Fainting became inevitable.


Finally the week off from bakery-life came! I had been looking forward to a small break fo so long and now that my wedding day was one week away I got my wish!

Even though I wasn’t serving customers I was busy finishing building our house, establishing flower beds with over 300 plants, hosting early arrivals, baking my 11-layer cake, and other wedding mayhem.

The wedding came and it was beautiful! It was a party that many will probably not remember.

Upon returning to the bakery I realized my delicate balance of finances finally got caught up with me.

The one week we closed was enough to throw me out of the black and it became a matter of deciding.

I was the one with the weight of the choice.

I was exhausted, everything I had done up to this point seemed to have no gain. I was depleted.

Do I acquire more money to invest in this business that I have no idea what it is anymore, or do I just turn off the lights?


I am more than content with the choice I made.

I learned many things about myself, and about business ownership through DaisyMoon.

I am happy to say I haven’t fainted since June.

I am on the recovery of reobtaining my life.


DaisyMoon will forever have a toasty place in my heart, but right now it feels like recovering from a breakup.
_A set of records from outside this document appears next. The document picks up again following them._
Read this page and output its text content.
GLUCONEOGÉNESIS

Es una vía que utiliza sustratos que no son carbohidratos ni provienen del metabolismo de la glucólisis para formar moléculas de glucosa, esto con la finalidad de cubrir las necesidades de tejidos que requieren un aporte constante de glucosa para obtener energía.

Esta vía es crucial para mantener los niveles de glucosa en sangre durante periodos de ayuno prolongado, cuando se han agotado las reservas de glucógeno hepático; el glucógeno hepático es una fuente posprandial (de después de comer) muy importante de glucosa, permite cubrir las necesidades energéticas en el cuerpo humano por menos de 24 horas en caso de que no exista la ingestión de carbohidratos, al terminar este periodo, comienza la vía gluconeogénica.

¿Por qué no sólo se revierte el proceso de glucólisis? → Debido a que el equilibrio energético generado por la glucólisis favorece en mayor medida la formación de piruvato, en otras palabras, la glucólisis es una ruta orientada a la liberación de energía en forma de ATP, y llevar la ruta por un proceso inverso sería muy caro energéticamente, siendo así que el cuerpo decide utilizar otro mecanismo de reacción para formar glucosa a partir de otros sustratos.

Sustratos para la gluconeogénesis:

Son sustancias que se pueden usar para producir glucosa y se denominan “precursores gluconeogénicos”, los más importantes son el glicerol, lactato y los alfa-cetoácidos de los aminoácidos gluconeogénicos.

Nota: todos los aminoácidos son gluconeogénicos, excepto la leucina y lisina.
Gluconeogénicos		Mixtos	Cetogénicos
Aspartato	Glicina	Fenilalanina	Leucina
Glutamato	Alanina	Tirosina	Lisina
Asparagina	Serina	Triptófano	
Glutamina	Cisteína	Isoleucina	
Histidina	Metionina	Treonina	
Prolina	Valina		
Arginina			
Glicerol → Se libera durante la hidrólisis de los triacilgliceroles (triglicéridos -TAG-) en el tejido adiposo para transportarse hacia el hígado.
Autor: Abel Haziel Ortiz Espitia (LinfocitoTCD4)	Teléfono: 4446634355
I can’t even bake gluten free without wanting to cry and clutch at my chest. I am just now starting to have regular shits and not anxiety stricken bouts of diarrhea. I have gained ten pound back from the hell of overwork and lack of meals. I am exercising and doing healthy things for my body again.

It was a priceless experience and I am forever grateful to everyone who helped me through it.


The biggest takeaway is to have had more help along the way. It seemed like I could do it alone. I did 90% of it alone, but I could have had more help. Asking for help isn’t a weakness… it build strength and even more community and stability.

I can still be a strong woman, even with a team alongside me.